There was a rather evocative section that, frankly, gave me goosebumps. Guha describes the building of a dam (a temple of Modern India, according to Nehru), how water flowed to villages that had never seen flowing water. Firecrackers were burst, he says, all along the 150 mile path of a new canal that was fast filling up with water. Heart-rending. Then this voice again assailed my mind. 'Ha, what temple?' it said. 'Dams flood huge areas of land, displacing marginalised sections of the society such as adivasis and destroy the ecology. Typical capitalist, just praising the damn dam.'

You see, I don't know whether it's the issue with me and my general politically mostly aware, reading newspaper a lot, nature. Or whether this is the nature of growing up. I couldn't just take it for granted that a great figure of the Indian freedom struggle and a towering figure in international diplomacy had great ambitions for his and my country and steered it ably on the best course. I couldn't just enjoy the beautiful description of the feat of an entire river being diverted into the path of a dry village. I had to think of the caveats. The costs. The hidden agenda, the hidden backdrop.

It's like the first instinct on seeing a silver lining is to look for the cloud. It's like the first reaction to seeing a light in the tunnel is to listen for the roar of a train. I know those who will call this "objectivity" a virtue. But it becomes a habit. And you start doing it all the time, everywhere, even when you want to just sit back and read a book. Yes, Indian history is a most loaded subject. Every detail is bitterly contested, every man and (less often) woman has her greatness defined, redefined and refuted. Gandhi was a Mahatma. Gandhi was a pedophile and fraud. Nehru was a charismatic and visionary leader.
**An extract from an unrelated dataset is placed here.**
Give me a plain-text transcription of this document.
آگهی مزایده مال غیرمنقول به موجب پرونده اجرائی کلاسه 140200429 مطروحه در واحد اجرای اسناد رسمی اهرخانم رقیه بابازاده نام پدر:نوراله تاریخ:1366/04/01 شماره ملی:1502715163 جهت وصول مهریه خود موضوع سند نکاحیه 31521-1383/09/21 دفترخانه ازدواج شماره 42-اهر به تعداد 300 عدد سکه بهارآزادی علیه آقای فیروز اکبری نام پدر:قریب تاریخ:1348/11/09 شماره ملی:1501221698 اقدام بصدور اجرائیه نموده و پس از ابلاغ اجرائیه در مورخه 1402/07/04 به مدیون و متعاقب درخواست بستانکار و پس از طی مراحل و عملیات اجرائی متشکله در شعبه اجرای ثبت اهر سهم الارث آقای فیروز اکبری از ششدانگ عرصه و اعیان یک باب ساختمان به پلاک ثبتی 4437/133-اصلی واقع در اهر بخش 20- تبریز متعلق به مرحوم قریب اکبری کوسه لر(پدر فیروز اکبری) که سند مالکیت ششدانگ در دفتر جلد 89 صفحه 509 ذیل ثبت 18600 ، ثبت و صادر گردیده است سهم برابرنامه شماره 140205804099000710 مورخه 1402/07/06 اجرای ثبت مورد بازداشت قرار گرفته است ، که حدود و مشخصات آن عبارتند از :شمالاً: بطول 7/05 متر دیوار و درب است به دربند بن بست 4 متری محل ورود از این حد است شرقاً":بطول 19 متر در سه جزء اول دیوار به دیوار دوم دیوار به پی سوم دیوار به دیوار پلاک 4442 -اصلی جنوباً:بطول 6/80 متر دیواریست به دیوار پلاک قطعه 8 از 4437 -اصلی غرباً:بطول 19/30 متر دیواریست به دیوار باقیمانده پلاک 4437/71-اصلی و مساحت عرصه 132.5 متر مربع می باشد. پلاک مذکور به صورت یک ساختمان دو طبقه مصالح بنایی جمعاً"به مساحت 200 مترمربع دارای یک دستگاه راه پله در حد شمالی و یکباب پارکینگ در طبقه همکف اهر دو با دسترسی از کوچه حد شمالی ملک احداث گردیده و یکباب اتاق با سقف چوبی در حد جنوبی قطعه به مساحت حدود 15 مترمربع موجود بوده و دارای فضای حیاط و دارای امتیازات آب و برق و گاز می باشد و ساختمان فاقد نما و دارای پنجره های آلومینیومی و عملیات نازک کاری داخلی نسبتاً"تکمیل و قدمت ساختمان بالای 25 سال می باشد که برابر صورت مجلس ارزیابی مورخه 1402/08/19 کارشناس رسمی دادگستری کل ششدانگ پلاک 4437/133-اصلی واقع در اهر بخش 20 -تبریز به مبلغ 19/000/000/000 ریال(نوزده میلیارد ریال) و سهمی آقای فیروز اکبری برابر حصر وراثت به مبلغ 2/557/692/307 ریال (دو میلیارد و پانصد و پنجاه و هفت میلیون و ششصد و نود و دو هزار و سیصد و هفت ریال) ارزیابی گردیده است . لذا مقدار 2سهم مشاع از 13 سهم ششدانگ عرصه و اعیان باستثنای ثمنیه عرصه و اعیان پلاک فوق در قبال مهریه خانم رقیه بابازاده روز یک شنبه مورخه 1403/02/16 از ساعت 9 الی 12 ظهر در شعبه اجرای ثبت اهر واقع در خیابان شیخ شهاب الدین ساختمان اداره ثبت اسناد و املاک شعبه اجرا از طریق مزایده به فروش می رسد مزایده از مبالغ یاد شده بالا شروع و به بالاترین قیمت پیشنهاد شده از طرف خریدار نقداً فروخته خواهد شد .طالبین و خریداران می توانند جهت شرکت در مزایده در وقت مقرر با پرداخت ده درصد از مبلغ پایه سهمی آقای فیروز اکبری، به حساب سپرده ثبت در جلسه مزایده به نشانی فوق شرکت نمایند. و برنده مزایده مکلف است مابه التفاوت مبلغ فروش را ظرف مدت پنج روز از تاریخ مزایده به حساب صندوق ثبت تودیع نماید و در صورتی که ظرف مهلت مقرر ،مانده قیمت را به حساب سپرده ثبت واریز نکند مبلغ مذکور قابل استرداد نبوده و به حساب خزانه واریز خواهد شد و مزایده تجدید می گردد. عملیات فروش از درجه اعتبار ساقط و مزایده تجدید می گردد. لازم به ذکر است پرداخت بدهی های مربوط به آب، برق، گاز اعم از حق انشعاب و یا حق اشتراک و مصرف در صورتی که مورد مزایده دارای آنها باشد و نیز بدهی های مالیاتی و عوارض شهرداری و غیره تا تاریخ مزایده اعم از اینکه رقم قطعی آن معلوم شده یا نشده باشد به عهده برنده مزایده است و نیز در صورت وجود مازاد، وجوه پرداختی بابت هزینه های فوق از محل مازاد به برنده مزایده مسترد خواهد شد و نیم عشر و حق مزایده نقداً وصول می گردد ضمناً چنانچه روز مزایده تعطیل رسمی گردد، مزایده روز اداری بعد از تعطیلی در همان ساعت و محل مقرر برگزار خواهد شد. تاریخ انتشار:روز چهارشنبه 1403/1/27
Nehru was an anglophile elitist who hid behind his charisma to get what he wanted.

With learning more about politics and ideologies, it has become difficult for me to read about my beloved country and just enjoy the journey, from a British colony in a wretched state to swatantra, and then swaraj with democracy in a much much much less wretched state.

I wish I could switch on my objectivity for news and doing my 5th year project and switch it off for daily life.